En paralelo a esta historia de lucha y desencuentros corre la de la vida diaria compartida en los centros educativos. Las agresiones a maestras –y sus consiguientes paros de actividades– son la punta de un iceberg que contiene multitud de dificultades de relacionamiento. El extremo, en esta narrativa, se tocó la semana pasada, cuando un grupo de adultos ingresó a la escuela 123 para agredir a alumnos y docentes.

El incidente se inscribe en una problemática que excede largamente al ámbito educacional. Resulta significativo que, entre las innovaciones en seguridad ensayadas en estas décadas, se hayan reparticiones especializadas en temas de convivencia en distintos niveles.

En estos días, trabajadores y gobernantes deben llegar a un acuerdo que contemple necesidades y posibilidades tanto en asuntos presupuestales como en cuestiones de relacionamiento en los centros educativos, que serán a su vez determinadas por la disponibilidad de recursos materiales.
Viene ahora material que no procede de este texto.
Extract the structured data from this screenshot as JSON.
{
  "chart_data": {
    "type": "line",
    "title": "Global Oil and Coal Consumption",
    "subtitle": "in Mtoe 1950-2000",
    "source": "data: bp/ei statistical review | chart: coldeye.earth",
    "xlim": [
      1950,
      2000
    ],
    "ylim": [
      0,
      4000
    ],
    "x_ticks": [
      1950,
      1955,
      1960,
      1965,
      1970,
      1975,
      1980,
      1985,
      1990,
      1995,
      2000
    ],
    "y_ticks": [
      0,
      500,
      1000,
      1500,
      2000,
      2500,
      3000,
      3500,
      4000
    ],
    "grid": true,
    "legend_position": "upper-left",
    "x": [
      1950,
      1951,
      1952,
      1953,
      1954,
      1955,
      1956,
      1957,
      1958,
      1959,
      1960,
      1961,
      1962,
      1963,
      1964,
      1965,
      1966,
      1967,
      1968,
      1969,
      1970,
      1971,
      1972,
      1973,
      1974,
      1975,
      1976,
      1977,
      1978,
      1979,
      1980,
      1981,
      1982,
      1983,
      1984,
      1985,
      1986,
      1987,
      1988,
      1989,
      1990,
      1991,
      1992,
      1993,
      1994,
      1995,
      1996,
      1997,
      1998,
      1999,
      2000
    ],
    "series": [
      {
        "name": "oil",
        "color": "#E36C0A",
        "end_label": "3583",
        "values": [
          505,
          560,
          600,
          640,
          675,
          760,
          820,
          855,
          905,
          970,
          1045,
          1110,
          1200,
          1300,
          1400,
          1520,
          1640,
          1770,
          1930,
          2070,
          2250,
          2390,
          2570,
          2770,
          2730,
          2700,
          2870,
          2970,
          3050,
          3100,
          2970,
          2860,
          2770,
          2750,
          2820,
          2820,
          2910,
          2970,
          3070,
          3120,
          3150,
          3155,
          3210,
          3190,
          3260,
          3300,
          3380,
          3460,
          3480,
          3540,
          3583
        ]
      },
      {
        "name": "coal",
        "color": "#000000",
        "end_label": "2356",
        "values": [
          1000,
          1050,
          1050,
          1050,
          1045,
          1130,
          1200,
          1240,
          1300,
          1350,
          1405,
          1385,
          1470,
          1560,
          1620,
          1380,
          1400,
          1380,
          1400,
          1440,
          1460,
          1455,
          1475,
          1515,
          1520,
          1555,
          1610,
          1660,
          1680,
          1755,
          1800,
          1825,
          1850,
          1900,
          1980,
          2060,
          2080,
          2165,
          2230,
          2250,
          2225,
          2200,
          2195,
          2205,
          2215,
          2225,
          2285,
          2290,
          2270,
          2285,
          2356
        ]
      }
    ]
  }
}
Ni unos ni otros pueden acusarse mutuamente de indiferencia o mala fe, y sería deseable, por el bien de las negociaciones, que su relación también sintonice con los objetivos de una mejor convivencia.

Aquello a lo que arriben incidirá no sólo en el funcionamiento de escuelas, liceos y universidades, sino también en la idea de la educación pública que tiene la ciudadanía en condiciones de optar por ella independientemente de factores económicos. Es clave, para combatir la segregación y la desigualdad, recuperar a las instituciones de educación pública como lugares de integración.